Ce n’est pas un hasard que ce soit Radiohead qui les premiers aient porté à échelle mondiale le système de laisser choisir à l’auditeur le prix de son disque. C’était l’impliquer dans l’expérience ; le rapprocher de sa source de plaisir ; lui donner la sensation de contrôler sa destinée,  et accroître la côte de sympathie du groupe. Pourtant, Radiohead est une équipe d’implacables professionnels, qui ont déjà effrayé au moins une fois leurs véritables admirateurs. C’est un maelstrom total pourtant léger, une solution  aqueuse et envahissante, une forme de vie dont le schéma de développement est semblable à ces monstres qui illustrent la pochette de The King Of Limbs (due comme les autres pochettes depuis Ok Computer au très inspiré et mystérieux Stanley Downwood), à chacune des 625 pièces d’artwork qui devraient constituer la version définitive du disque en mai ou encore à ce vieux chêne anglais qui a donné son nom au disque, le « roi des limbes ». Mais c’est pour votre bien, pour vous faire avancer. Leur habileté fait que vous continuerez à les aimer ; car malgré l’apparente aridité de the King Of Limbs, ils n’ont rien perdu de leur mystère et de leur ambigüité, au contraire.

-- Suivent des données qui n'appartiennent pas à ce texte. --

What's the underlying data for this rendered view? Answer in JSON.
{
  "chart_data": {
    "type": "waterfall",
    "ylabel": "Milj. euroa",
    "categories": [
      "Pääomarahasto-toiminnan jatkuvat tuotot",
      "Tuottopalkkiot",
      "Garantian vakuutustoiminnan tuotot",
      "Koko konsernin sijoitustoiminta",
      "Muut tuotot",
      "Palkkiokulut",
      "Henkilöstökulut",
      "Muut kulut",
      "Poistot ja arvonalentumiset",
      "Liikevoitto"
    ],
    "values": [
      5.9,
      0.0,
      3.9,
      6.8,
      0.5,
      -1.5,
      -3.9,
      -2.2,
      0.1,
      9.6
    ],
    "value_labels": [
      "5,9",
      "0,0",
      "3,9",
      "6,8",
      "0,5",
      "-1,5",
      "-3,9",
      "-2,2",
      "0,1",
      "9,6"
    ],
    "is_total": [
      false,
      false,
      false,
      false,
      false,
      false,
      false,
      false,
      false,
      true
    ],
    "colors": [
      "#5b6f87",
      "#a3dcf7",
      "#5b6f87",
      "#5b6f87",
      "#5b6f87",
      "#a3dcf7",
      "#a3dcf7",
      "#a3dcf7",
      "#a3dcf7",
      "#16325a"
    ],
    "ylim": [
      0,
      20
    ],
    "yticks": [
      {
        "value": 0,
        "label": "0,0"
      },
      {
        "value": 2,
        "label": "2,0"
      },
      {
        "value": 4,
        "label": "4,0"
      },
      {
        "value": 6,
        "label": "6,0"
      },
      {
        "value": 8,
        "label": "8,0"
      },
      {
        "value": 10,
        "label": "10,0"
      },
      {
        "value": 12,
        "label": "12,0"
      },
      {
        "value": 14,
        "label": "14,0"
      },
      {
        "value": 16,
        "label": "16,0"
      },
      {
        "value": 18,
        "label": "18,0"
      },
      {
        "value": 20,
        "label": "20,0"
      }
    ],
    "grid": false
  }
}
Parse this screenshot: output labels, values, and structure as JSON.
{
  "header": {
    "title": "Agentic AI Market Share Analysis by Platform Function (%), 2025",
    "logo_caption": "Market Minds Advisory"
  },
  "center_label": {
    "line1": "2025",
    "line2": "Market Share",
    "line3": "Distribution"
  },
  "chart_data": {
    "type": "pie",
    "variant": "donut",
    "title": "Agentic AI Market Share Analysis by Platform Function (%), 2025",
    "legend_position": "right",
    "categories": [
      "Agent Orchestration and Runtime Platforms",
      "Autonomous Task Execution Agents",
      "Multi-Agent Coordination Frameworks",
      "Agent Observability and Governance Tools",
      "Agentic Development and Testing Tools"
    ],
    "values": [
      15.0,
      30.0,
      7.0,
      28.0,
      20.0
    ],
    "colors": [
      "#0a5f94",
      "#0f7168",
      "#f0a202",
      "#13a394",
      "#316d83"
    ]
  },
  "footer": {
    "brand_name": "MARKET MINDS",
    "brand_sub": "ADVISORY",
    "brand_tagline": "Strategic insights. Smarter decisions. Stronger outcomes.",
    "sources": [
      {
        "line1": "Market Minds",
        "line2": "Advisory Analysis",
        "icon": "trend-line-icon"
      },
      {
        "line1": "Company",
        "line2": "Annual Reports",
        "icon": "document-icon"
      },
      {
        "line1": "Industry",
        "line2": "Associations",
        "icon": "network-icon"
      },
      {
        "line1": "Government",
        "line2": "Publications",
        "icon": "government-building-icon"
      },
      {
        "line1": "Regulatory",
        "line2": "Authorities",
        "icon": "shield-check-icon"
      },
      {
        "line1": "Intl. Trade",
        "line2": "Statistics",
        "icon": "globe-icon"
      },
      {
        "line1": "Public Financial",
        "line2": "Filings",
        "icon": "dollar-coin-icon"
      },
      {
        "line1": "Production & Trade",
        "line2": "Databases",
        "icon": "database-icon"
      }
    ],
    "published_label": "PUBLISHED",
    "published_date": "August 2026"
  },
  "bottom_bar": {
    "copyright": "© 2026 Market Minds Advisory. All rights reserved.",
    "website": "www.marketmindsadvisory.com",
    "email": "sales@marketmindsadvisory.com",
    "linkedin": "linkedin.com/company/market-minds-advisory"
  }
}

Et il se pourrait, que les huit titres soient bien plus riches et texturés qu’il n’y paraît de prime abord. Le postulat étant qu’il s’agit bien de cinq musiciens, et non de Thom Yorke en solo avec l’ingénieur du son Nigel Godrich (comme ça été le cas en 2006 avec The Eraser). C’est toujours fascinant d’essayer de déceler qui fait quoi, la récompense du jeu étant d’apprécier la musique à un tout autre degré ; Greenwood est évidemment bien plus à ses pédales d’effets qu’à la guitare, et il peut arriver que Ed O’Brien ne semble faire que frapper dans ses mains tout au long d’un morceau. Les voir tous les deux triturer les sons en direct au moment des concerts est un spectacle en soi. Les guitares, quand elles s’illustrent finalement – on est bien loin, en outre, d’un My Iron Lung – sont d’une beauté stupéfiante. Tout est mesuré, et bien évidemment séquencé avec soin ; la seconde partie est plus charnelle, nous offrant une balade bouleversante qui fait une sorte de lien avec Amnesiac (Codex), une incantation sublime qui enjoint à ne pas heurter, ne pas hanter (Give up the Ghost), et Separator, bijou d’onirisme et de malice (c’est le moment pour les guitares stupéfiantes d’œuvrer) qui se termine par « If you think this is over, then you’re wrong », « si tu penses que c’est fini, tu te trompes ». Une façon pour le moins interactive de nous dire que The Present Tense et tous les autres morceaux qui ne figurent pas ici mais que le groupe a travaillés paraîtront très bientôt.